MEMRI / The Weekly Standard ^ | 8/24/05 | Stephen Schwartz

http://www.freerepublic.com/focus/f-news/1475617/posts


"The King Who Would Be Reformer; Is There a Silver Lining Behind the New Saud? ," By Stephen Schwartz.

ON AUGUST 2, CROWN Prince Abdullah bin Abdul Aziz, a man in his early 80s, ascended the throne of Saudi Arabia--and all hopes for reform in the Saudi kingdom began to be put to the test. For years, Saudi dissidents had speculated that Abdullah alone among the sons of Ibn Saud (1880-1953), founder of the kingdom, understood the dangers to Arabian society represented by Wahhabism, the extreme Islamic sect that Ibn Saud made the state religion. No tyranny lasts forever, and it was inevitable that economic and social development in the peninsula would undermine the alliance, based on intermarriage, of the governing House of Saud and the House of Ibn Abd al-Wahhab, responsible for ideology and religion.
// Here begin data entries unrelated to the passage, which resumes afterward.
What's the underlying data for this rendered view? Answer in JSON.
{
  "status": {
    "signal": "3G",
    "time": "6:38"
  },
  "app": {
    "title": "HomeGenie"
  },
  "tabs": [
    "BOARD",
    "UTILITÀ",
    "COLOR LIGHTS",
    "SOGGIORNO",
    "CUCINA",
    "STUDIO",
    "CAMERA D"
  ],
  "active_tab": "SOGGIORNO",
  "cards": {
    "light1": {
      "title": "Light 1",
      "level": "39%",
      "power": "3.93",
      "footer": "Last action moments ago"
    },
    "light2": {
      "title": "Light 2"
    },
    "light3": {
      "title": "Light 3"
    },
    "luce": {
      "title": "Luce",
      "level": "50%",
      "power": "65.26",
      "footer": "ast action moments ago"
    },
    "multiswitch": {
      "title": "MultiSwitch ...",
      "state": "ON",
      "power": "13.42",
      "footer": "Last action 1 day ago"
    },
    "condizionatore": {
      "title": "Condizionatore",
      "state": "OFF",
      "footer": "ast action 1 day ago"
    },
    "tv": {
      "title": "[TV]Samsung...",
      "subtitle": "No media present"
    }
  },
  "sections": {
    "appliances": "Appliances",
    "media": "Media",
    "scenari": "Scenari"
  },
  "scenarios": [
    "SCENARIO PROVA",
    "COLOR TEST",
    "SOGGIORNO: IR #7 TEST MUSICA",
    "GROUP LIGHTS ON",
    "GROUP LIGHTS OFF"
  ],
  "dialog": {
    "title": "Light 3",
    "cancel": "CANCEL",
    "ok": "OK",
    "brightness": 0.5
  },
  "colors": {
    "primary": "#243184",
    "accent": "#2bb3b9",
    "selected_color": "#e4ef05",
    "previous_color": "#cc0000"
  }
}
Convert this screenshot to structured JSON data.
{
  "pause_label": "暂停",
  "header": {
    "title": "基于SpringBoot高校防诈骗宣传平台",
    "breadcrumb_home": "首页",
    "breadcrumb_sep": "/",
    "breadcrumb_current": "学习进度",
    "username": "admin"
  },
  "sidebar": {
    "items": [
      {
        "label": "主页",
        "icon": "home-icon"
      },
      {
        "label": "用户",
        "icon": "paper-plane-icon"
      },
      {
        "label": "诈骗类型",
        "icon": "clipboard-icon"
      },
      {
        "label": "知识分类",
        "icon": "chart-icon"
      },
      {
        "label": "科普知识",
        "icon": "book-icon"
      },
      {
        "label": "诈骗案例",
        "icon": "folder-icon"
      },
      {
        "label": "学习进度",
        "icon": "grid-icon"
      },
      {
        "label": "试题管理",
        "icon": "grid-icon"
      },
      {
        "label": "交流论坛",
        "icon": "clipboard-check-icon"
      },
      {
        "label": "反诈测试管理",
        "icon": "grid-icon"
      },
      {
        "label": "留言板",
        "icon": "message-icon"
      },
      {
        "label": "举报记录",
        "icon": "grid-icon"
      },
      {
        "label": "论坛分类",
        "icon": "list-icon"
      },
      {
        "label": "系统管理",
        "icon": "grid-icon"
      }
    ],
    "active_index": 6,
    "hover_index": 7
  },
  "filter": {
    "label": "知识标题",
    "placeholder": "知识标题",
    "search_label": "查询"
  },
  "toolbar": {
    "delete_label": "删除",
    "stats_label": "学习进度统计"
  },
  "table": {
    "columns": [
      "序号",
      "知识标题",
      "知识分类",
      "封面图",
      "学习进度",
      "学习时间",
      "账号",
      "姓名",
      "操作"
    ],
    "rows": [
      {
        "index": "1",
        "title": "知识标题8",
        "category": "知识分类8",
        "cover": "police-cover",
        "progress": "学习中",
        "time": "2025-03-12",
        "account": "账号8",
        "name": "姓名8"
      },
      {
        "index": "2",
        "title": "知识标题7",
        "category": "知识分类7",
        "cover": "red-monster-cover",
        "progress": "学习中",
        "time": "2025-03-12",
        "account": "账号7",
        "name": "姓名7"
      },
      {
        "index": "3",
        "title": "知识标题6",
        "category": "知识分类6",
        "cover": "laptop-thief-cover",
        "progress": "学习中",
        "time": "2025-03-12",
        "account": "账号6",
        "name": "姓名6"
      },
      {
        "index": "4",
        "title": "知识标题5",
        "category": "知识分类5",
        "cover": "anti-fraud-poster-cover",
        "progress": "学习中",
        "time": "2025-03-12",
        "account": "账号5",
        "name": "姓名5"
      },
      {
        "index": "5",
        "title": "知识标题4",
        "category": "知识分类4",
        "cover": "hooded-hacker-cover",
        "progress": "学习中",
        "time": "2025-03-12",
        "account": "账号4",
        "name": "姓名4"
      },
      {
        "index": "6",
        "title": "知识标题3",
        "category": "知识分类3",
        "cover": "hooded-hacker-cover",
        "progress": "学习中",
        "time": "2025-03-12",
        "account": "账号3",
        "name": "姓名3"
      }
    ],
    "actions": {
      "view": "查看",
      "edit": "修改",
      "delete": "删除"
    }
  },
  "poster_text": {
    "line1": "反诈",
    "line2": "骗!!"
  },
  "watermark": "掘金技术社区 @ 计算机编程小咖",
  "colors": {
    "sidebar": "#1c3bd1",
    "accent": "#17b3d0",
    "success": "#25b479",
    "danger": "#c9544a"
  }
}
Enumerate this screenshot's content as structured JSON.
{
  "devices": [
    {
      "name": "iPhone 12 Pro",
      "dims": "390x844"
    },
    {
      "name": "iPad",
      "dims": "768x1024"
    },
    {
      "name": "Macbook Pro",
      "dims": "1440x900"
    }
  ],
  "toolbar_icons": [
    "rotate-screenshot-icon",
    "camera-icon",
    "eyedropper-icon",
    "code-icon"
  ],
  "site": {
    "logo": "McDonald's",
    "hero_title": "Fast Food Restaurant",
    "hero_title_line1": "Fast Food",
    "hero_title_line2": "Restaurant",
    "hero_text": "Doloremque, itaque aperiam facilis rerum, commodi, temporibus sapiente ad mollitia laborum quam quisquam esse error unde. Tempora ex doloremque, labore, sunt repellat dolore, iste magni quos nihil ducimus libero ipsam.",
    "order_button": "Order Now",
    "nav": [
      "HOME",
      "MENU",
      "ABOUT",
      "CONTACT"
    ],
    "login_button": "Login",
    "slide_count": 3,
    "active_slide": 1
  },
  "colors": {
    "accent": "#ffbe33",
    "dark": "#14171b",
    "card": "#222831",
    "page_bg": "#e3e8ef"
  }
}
Popular opinion had it that one of Abdullah's four wives (out of some 30 he has married over the years) was Syrian, cosmopolitan, and had influenced him to tolerate Islamic and other intellectual unorthodoxy. It was further said that Abdullah encouraged the private practice of Sufism, or Islamic spirituality, and various traditional Islamic customs rigorously suppressed since the Wahhabi takeover in the 1920s. One forbidden observance--common among Muslims from West Africa to Indonesia--is the commemoration of the birthday of Muhammad, which the Wahhabis and Saudis reject on the ground that it resembles the Christian celebration of Jesus' birth.

Late last year when he was still only crown prince, Abdullah lent credence to speculation about his sympathies when he appeared at the funeral of Seyed Mohammad Alawi Al-Maliki, a non-Wahhabi cleric and leading Sufi teacher.

Al-Maliki, before his death, had been a prominent victim of Saudi repression; yet Abdullah praised him for his religious and patriotic fervor.

But aside from his reputed interest in Sufi mysticism, Abdullah had other incentives to follow a different road than that of his predecessor, King Fahd, and of Fahd's powerful brothers, Princes Sultan and Nayef. As Saudi defense minister, Sultan personally enriched himself on military contracts with the United States, and Nayef, the interior minister and an extreme Wahhabi, was the first leading figure in the kingdom to blame the atrocities of September 11, 2001, on Zionism. Fahd, Sultan, and Nayef were all members of the "Sudairi Seven," born of old Ibn Saud's favorite wife, Hussah bint Sudair. Abdullah, their half-brother, was outside the Sudairi circle.

All these men, admittedly, are old. Nevertheless, Abdullah may have just the necessary window to begin a transition to normality for his country, from its present standing as the richest but most backward ideological state in the world, a kind of Middle Eastern North Korea or Cuba.